Andrew, teman Bryant yang sedang bersamanya juga berkata demikian. Semua koleksi disambanginya dengan antusias. “Ada yang menarik dan belum kami lihat itu kami foto dan lihat cukup lama. Kami betul-betul belajar dan mendapatkan sesuatu yang baru,” ulasnya.
Sama halnya dengan Fathiya, seorang siswi SMAN 1 Kota Padang. Sekolahnya juga turut menjadi peserta undangan pada Pameran Keramik tersebut. Ia yang berkonvoi dengan teman-temanya melihatkan raut wajah yang ceria menikmati pajangan koleksi-koleksi yang ada.
“Memang sudah sering juga ke sini. Tapi tetap saja menyenangkan. Ini sangat mengedukasi kami dan hal-hal yang sebenarnya lama, tapi baru kami ketahui,” ujarnya.
Selain itu, Fathiya juga baru menyadari bahwa seni pun ternyata bisa membicarakan konteks bencana alam sekalipun. Bahkan, hal itu sangat melekat daripada sekadar peringatan seremonial maupun tuturan lisan.

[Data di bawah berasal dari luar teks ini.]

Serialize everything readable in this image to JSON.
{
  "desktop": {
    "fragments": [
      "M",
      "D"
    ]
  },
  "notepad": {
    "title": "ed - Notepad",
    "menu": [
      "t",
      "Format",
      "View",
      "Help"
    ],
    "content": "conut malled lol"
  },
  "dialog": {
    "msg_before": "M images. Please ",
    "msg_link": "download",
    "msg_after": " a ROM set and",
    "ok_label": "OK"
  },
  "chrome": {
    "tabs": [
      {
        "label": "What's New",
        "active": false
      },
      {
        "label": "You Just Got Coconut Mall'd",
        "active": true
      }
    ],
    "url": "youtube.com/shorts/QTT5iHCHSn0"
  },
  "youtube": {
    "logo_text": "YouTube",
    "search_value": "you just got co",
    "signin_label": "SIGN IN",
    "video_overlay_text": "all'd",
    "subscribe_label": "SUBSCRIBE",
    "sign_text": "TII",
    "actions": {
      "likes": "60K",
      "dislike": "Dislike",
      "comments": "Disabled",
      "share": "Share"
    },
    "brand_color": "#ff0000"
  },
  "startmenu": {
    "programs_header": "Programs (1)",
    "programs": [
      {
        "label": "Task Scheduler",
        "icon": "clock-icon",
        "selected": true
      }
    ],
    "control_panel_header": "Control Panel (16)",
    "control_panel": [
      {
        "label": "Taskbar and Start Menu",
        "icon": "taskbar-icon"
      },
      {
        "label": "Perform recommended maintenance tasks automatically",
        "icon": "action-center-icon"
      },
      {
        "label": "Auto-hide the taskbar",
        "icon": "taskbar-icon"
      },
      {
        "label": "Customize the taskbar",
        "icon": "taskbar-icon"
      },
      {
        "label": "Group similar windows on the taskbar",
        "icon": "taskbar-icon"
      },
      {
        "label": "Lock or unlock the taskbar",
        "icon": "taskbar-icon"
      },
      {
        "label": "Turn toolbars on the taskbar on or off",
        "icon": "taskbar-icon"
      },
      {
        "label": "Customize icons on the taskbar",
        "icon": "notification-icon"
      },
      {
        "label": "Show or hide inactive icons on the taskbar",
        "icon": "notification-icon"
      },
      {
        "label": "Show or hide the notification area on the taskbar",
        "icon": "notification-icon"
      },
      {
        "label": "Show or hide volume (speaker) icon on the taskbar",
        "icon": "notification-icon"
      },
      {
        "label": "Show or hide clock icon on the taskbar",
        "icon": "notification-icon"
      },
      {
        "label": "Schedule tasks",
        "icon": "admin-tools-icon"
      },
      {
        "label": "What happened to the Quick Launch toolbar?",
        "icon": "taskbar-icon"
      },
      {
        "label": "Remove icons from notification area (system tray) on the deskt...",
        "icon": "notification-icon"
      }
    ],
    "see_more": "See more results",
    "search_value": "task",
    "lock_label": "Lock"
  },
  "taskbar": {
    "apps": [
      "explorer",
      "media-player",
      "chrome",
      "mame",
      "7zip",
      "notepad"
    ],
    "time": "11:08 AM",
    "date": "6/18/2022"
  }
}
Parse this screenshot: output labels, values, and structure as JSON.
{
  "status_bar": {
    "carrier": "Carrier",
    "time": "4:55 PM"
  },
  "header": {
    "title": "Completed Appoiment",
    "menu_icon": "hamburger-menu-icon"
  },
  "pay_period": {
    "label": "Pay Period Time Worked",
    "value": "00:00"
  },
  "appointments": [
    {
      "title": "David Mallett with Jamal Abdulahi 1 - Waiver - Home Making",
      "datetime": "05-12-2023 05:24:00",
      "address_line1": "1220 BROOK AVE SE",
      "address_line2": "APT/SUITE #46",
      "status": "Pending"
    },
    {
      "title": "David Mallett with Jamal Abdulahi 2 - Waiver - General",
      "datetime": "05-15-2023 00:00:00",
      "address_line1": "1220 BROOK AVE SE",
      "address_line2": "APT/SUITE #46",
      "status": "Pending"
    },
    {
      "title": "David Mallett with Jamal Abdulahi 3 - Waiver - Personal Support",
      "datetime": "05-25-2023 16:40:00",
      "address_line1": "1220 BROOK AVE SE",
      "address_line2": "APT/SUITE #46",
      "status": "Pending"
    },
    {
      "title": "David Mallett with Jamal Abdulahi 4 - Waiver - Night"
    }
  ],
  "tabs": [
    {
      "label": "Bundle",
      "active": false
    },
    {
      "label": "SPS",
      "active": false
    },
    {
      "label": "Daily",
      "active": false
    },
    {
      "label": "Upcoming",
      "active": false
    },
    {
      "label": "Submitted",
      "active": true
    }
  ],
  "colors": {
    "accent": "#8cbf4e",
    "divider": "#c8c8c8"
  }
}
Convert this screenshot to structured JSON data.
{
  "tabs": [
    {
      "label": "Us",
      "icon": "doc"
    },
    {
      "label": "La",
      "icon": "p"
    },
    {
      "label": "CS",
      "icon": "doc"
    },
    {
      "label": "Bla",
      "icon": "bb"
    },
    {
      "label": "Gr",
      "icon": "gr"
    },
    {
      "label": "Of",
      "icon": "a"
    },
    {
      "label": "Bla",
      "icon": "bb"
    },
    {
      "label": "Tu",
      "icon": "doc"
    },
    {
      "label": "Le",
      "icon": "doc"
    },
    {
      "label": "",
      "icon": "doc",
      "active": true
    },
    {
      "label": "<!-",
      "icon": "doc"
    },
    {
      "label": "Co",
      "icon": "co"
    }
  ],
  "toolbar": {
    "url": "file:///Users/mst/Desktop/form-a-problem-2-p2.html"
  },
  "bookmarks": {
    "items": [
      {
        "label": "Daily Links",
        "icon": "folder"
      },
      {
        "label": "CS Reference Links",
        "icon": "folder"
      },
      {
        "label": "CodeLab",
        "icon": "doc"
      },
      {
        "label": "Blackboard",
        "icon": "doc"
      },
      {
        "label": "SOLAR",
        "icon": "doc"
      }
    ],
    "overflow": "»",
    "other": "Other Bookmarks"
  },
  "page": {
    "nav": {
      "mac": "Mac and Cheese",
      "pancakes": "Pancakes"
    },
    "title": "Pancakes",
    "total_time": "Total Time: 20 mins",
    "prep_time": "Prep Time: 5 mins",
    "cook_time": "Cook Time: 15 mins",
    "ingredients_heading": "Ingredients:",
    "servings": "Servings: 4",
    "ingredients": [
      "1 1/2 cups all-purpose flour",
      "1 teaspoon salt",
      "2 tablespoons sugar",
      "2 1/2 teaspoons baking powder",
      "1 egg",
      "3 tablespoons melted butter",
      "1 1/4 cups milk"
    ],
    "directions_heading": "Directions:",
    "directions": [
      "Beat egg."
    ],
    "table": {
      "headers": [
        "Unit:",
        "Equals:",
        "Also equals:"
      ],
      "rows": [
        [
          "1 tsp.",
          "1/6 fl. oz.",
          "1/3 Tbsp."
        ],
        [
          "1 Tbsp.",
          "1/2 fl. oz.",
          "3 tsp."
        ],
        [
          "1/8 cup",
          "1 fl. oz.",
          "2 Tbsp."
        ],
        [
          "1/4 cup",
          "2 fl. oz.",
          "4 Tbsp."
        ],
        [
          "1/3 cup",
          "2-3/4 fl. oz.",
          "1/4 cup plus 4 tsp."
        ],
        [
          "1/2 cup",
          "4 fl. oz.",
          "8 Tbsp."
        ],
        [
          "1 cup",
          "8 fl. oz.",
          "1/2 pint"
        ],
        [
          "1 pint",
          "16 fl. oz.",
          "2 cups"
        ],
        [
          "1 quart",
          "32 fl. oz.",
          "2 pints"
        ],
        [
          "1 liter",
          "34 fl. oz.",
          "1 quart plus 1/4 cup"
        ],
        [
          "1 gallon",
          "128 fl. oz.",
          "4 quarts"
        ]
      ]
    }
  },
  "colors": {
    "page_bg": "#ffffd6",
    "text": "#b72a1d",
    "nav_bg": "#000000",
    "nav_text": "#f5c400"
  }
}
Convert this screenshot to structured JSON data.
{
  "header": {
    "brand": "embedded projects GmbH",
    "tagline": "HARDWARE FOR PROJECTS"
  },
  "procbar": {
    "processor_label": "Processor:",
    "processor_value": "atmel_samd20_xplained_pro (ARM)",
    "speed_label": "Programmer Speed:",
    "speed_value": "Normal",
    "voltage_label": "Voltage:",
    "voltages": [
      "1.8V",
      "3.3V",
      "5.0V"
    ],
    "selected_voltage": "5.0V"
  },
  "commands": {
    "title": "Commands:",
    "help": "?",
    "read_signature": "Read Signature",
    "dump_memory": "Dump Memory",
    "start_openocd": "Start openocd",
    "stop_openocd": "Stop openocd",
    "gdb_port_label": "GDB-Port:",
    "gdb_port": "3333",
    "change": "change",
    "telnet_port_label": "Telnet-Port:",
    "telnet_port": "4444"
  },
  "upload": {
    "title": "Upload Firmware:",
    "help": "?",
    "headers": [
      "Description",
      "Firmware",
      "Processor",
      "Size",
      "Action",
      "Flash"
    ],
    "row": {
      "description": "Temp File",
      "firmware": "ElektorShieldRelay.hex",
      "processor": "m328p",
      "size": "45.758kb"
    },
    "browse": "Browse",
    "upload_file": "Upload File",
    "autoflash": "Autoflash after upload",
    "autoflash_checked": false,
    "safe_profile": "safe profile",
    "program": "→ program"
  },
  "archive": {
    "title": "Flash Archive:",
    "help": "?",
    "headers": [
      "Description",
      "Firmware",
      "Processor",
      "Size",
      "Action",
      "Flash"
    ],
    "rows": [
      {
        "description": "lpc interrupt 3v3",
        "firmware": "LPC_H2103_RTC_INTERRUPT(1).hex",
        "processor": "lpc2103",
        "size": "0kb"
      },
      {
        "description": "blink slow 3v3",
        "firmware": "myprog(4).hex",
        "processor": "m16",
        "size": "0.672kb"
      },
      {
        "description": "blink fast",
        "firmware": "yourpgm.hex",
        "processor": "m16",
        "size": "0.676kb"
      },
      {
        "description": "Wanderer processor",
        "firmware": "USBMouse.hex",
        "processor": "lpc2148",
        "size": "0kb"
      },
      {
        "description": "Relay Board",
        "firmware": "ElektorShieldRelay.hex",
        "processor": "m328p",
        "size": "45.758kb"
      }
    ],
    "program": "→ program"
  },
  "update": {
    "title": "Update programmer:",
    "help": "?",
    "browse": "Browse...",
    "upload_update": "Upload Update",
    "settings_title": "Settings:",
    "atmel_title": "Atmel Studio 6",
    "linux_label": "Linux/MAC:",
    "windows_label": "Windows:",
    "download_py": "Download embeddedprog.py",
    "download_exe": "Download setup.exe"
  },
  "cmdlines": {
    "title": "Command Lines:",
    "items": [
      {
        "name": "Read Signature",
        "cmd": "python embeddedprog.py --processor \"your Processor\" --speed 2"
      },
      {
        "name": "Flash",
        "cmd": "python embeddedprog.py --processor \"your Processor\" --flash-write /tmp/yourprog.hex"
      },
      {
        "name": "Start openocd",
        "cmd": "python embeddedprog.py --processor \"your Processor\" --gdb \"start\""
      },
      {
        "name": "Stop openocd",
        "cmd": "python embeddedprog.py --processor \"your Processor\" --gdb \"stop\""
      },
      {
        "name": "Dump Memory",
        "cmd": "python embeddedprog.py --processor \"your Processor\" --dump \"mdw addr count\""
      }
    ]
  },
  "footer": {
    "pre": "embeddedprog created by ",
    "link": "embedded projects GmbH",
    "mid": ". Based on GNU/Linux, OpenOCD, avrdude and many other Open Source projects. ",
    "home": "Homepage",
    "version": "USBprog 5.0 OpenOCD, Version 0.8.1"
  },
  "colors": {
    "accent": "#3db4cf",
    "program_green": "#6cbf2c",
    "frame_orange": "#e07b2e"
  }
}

“Ternyata penangkapan kami lebih dapat melalui pameran ini. Seolah kami merasakan keretakan kolekasi keramik ini akibat peristiwa gempa 2009 lalu. Semoga kegiatan yang serupa ini dilanjutkan agar menjadi pembelajaran penting bagi generasi kami ke depannya,” kata Fathiya mengharapkan. (*)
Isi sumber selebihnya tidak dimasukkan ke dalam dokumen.